“The illegal use of driftnets has been plaguing Italy for over 30 years. This destructive gear catches highly migratory species, cetaceans and sea turtles, and threatens traditional, and more selective harpoon fisheries in Sicily and Calabria,” stated Xavier Pastor, Executive Director of Oceana in Europe. “Oceana is concerned about this grave situation, and about the lack of awareness from the Italian authorities, who consider this issue to be closed”.

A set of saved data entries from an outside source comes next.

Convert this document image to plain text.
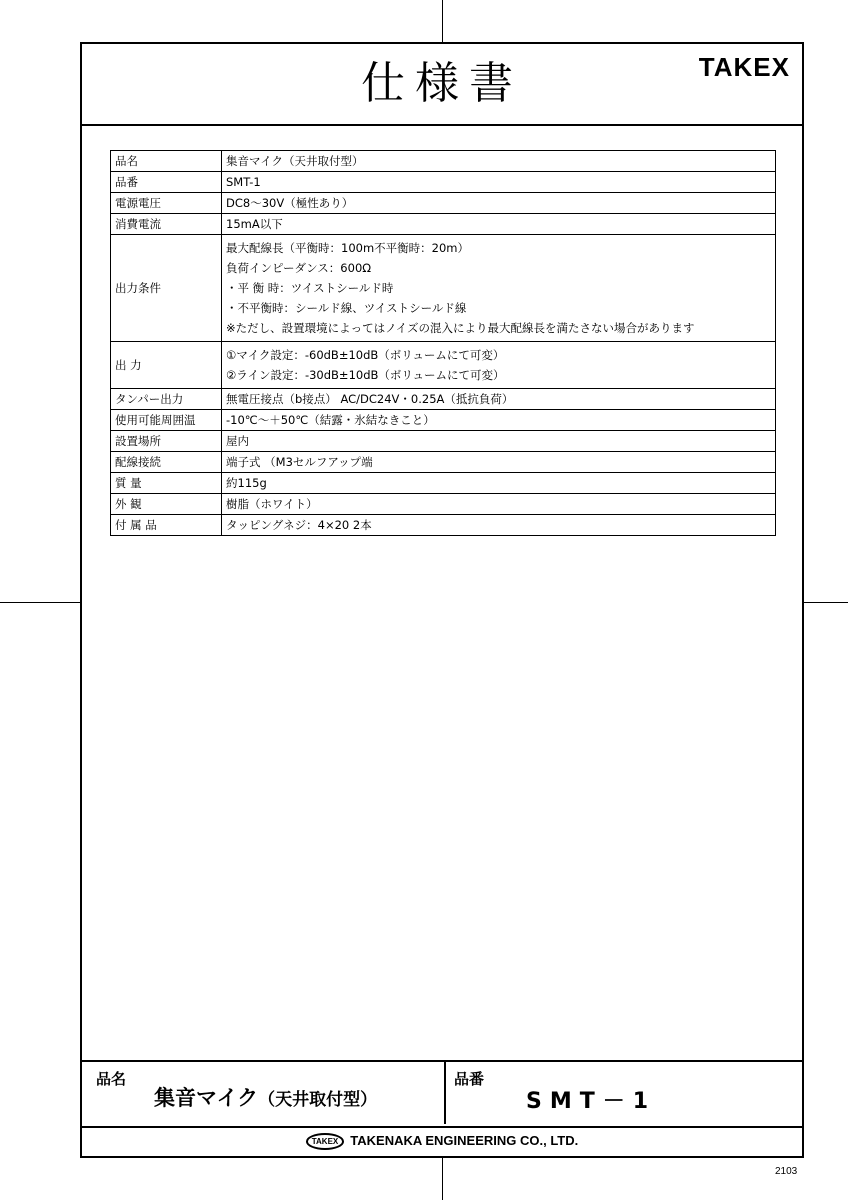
仕様書	TAKEX
品名	集音マイク（天井取付型）
品番	SMT-1
電源電圧	DC8～30V（極性あり）
消費電流	15mA以下
出力条件	最大配線長（平衡時：100m不平衡時：20m）
負荷インピーダンス：600Ω
・平 衡 時：ツイストシールド時
・不平衡時：シールド線、ツイストシールド線
※ただし、設置環境によってはノイズの混入により最大配線長を満たさない場合があります

出 力	①マイク設定：-60dB±10dB（ボリュームにて可変）
②ライン設定：-30dB±10dB（ボリュームにて可変）

タンパー出力	無電圧接点（b接点） AC/DC24V・0.25A（抵抗負荷）
使用可能周囲温	-10℃～＋50℃（結露・氷結なきこと）
設置場所	屋内
配線接続	端子式 （M3セルフアップ端
質 量	約115g
外 観	樹脂（ホワイト）
付 属 品	タッピングネジ：4×20 2本
品名
集音マイク（天井取付型）
品番
SMT－1
TAKEX TAKENAKA ENGINEERING CO., LTD.
2103
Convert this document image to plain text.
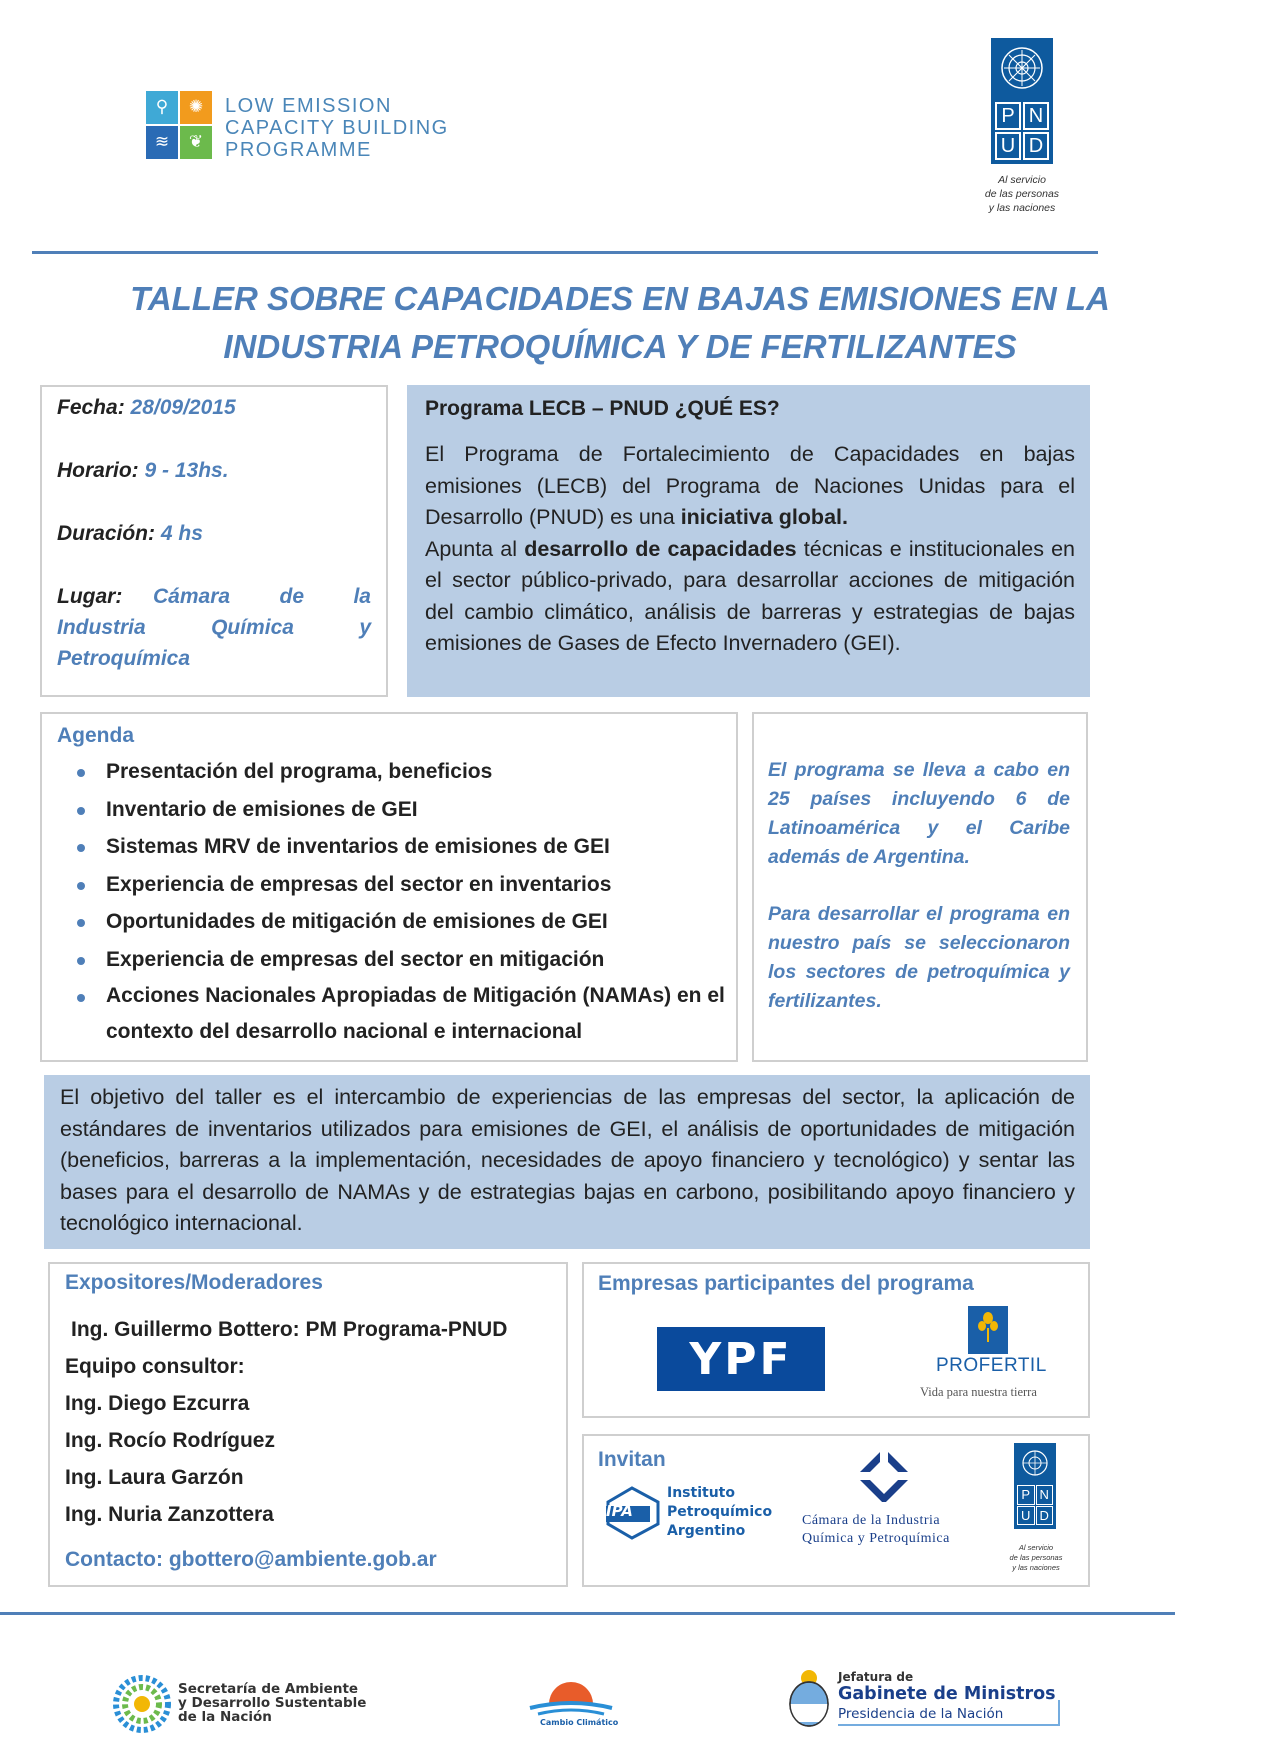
⚲	✺
≋	❦
LOW EMISSION
CAPACITY BUILDING
PROGRAMME
P N
U D
Al servicio
de las personas
y las naciones
TALLER SOBRE CAPACIDADES EN BAJAS EMISIONES EN LA
INDUSTRIA PETROQUÍMICA Y DE FERTILIZANTES
Fecha: 28/09/2015
Horario: 9 - 13hs.
Duración: 4 hs
Lugar: Cámara de la
Industria Química y
Petroquímica
Programa LECB – PNUD ¿QUÉ ES?
El Programa de Fortalecimiento de Capacidades en bajas emisiones (LECB) del Programa de Naciones Unidas para el Desarrollo (PNUD) es una iniciativa global.
Apunta al desarrollo de capacidades técnicas e institucionales en el sector público-privado, para desarrollar acciones de mitigación del cambio climático, análisis de barreras y estrategias de bajas emisiones de Gases de Efecto Invernadero (GEI).
Agenda
Presentación del programa, beneficios
Inventario de emisiones de GEI
Sistemas MRV de inventarios de emisiones de GEI
Experiencia de empresas del sector en inventarios
Oportunidades de mitigación de emisiones de GEI
Experiencia de empresas del sector en mitigación
Acciones Nacionales Apropiadas de Mitigación (NAMAs) en el contexto del desarrollo nacional e internacional
El programa se lleva a cabo en 25 países incluyendo 6 de Latinoamérica y el Caribe además de Argentina.
Para desarrollar el programa en nuestro país se seleccionaron los sectores de petroquímica y fertilizantes.
El objetivo del taller es el intercambio de experiencias de las empresas del sector, la aplicación de estándares de inventarios utilizados para emisiones de GEI, el análisis de oportunidades de mitigación (beneficios, barreras a la implementación, necesidades de apoyo financiero y tecnológico) y sentar las bases para el desarrollo de NAMAs y de estrategias bajas en carbono, posibilitando apoyo financiero y tecnológico internacional.
Expositores/Moderadores
Ing. Guillermo Bottero: PM Programa-PNUD
Equipo consultor:
Ing. Diego Ezcurra
Ing. Rocío Rodríguez
Ing. Laura Garzón
Ing. Nuria Zanzottera
Contacto: gbottero@ambiente.gob.ar
Empresas participantes del programa
YPF	PROFERTIL
Vida para nuestra tierra
Invitan
IPA
Instituto
Petroquímico
Argentino
Cámara de la Industria
Química y Petroquímica
P N
U D
Al servicio
de las personas
y las naciones
Secretaría de Ambiente
y Desarrollo Sustentable
de la Nación	Cambio Climático
Jefatura de
Gabinete de Ministros
Presidencia de la Nación
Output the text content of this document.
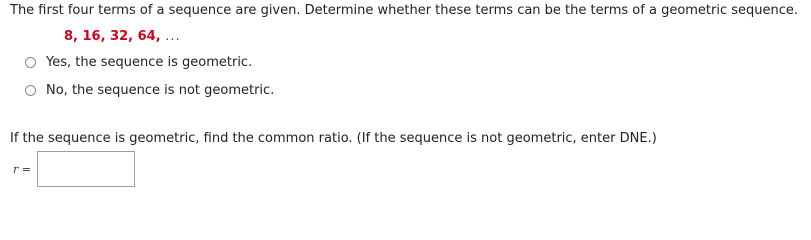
The first four terms of a sequence are given. Determine whether these terms can be the terms of a geometric sequence.
8, 16, 32, 64, ...
Yes, the sequence is geometric.
No, the sequence is not geometric.
If the sequence is geometric, find the common ratio. (If the sequence is not geometric, enter DNE.)
r =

On 11 July, Italian Minister of Agriculture, Food and Forestry Policies Martina declared that Italy has respected the ban rules, and as such the EU infraction procedure on the illegal use of driftnets had been closed. The European Commission has actually kept Italy on its list of countries to be closely observed since 1995, including official letters and court case. During this time Italy has gone from building loopholes to get around the Regulation, such as the adoption of the “ferrettara” (a driftnet with a smaller mesh size, but that can still catch highly migratory species), to attempting to conform to the ban on the catching of highly migratory species (tuna and swordfish) using any kind of driftnet.
Unfortunately, inspections have been inadequate, and though Italian authorities have increased controls over the past few years, it has not been enough to eradicate this problem. In light of the appaling ongoing use of illegal driftnets, Oceana urges the European Commission to open a new infraction procedure.
“The EU Italian Presidency must clearly define this fishery as what it really is: illegal, unreported and unregulated (IUU), and those who are practicing it should be included in the EU’s list of IUU vessels,” added Mr Pastor.
“The illegal use of driftnets is particularly worrying in a region like the Mediterranean, where 91 per cent of fish stocks are overexploited, and several fish stocks, including that of swordfish, are declining.”
This situation is also exacerbated by Italy’s importation of swordfish illegally caught with driftnets in Morocco, which was also recently exposed by Oceana.
The stocks of highly migratory species, and of swordfish in particular, are highly affected by driftnet fishing. Oceana has drawn the attention of Italian and international authorities to the need to define a long-term management plan for swordfish in the Mediterranean Sea before it’s too late.